His eyes lingered tenderly upon her. "You aresosweet! You don't know how I want to kiss you. Are you sorry to go—sorry to leave me—just a little?. . . I forgot. You don't like to be questioned. Well, good-by, dear."
"Good-by," she said; and still without lifting her gaze from the ground she turned away, walked slowly westward.
She had not reached the next street to the north when she suddenly felt that if she did not sit she would drop. She lifted her eyes for an instant to glance furtively round. She saw a house with stone steps leading up to the front doors; there was a "for rent" sign in one of the close-shuttered parlor windows. She seated herself, supported the upper part of her weary body by resting her elbows on her knees. Her bundle had rolled to the sidewalk at her feet. A passing man picked it up, handed it to her, with a polite bow. She looked at him vaguely, took the bundle as if she were not sure it was hers.
"Heat been too much for you, miss?" asked the man.
She shook her head. He lingered, talking volubly—about the weather—then about how cool it was on the hilltops. "We might go up to the Bellevue," he finally suggested, "if you've nothing better to do."
"No, thank you," she said.
"I'll go anywhere you like. I've got a little money that I don't care to keep."
She shook her head.
"I don't mean anything bad," he hastened to suggest—because that would bring up the subject in discussable form.

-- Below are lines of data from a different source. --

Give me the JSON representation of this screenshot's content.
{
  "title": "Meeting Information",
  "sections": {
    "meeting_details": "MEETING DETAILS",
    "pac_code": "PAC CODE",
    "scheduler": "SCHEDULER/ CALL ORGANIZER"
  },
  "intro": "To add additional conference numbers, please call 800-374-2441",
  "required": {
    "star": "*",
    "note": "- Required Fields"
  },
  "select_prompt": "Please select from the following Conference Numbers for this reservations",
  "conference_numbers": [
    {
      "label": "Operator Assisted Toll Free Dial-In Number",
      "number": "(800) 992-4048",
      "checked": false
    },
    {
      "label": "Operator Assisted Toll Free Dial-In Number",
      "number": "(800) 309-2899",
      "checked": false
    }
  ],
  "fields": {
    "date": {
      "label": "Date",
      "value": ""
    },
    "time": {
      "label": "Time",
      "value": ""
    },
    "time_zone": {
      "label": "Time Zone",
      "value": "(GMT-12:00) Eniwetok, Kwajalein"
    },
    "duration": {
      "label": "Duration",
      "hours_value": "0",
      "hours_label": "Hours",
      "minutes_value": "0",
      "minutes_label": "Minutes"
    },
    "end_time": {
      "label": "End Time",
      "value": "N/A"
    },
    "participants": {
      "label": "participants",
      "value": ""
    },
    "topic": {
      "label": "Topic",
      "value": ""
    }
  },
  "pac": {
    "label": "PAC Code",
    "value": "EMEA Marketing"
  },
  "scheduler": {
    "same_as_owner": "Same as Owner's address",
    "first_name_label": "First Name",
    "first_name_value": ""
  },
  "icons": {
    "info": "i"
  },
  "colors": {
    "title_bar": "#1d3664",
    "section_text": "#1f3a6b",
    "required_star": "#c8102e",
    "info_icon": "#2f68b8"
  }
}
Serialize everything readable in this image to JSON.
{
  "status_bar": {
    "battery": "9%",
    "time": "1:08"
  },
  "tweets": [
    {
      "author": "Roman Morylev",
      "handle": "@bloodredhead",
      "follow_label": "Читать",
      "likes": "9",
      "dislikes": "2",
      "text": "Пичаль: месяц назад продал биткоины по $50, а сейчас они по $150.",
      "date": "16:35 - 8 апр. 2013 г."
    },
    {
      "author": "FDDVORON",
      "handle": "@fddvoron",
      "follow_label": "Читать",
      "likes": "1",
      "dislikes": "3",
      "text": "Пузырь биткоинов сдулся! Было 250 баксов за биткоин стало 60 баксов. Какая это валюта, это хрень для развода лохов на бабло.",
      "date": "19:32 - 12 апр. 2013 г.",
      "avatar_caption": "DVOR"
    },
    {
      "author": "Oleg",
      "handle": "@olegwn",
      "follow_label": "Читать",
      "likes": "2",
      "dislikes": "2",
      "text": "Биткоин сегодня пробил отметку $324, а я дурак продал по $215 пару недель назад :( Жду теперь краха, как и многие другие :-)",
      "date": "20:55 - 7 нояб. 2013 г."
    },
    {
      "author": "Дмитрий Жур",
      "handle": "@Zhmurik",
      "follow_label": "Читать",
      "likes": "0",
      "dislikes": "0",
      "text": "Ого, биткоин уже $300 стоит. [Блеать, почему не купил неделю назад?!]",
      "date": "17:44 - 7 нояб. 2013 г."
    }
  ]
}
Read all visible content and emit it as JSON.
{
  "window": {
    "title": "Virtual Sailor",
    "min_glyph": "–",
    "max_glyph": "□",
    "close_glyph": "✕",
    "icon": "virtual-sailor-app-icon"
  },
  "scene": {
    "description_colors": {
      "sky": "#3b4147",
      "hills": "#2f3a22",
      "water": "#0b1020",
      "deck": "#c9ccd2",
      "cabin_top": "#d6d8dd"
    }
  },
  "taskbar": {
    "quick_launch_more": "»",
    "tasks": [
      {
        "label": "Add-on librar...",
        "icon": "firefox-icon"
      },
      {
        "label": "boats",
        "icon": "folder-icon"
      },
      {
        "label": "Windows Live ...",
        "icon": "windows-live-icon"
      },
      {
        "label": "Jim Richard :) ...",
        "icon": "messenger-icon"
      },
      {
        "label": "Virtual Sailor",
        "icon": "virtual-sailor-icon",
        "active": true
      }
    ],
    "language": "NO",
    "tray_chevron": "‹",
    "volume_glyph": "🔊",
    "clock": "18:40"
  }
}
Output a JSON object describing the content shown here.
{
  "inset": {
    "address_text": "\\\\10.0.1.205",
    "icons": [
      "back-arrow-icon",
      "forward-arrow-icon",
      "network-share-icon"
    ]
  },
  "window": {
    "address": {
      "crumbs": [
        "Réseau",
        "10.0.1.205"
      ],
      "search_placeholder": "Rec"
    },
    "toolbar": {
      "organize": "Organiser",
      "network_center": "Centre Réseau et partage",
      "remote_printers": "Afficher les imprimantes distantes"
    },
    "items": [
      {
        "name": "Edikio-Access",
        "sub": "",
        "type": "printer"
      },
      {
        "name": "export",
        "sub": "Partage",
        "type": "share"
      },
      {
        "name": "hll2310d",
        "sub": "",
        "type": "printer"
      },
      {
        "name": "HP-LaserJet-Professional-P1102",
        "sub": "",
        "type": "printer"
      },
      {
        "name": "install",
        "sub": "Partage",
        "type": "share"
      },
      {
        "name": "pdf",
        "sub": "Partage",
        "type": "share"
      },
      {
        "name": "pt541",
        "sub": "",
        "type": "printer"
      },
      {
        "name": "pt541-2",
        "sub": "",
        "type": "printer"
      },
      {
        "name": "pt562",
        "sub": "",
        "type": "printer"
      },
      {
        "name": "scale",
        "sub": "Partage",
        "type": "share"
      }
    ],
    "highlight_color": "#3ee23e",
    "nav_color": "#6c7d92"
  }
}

"I can't go with you," said the girl drearily. "Don't bother me, please."
"Oh—excuse me." And the man went on.
Susan turned the bundle over in her lap, thrust her fingers slowly and deliberately into the fold of the soiled blouse which was on the outside. She drew out the money. A ten and two fives. Enough to keep his room at the hospital for two weeks. No, for she must live, herself. Enough to give him a room one week longer and to enable her to live two weeks at least. . . . And day after tomorrow—more. Perhaps, soon—enough to see him through the typhoid. She put the money in her bosom, rose and went on toward the hospital. She no longer felt weary, and the sensation of a wound that might ache if she were not so numb passed away.
A clerk she had not seen before was at the barrier desk. "I came to ask how Mr. Burlingham is," said she.
The clerk yawned, drew a large book toward him. "Burlingham—B—Bu—Bur——" he said half to himself, turning over the leaves. "Yes—here he is." He looked at her. "You his daughter?"
"No, I'm a friend."
"Oh—then—he died at five o'clock—an hour ago."
He looked up—saw her eyes—only her eyes. They were a deep violet now, large, shining with tragic softness—like the eyes of an angel that has lost its birthright through no fault of its own. He turned hastily away, awed, terrified, ashamed of himself.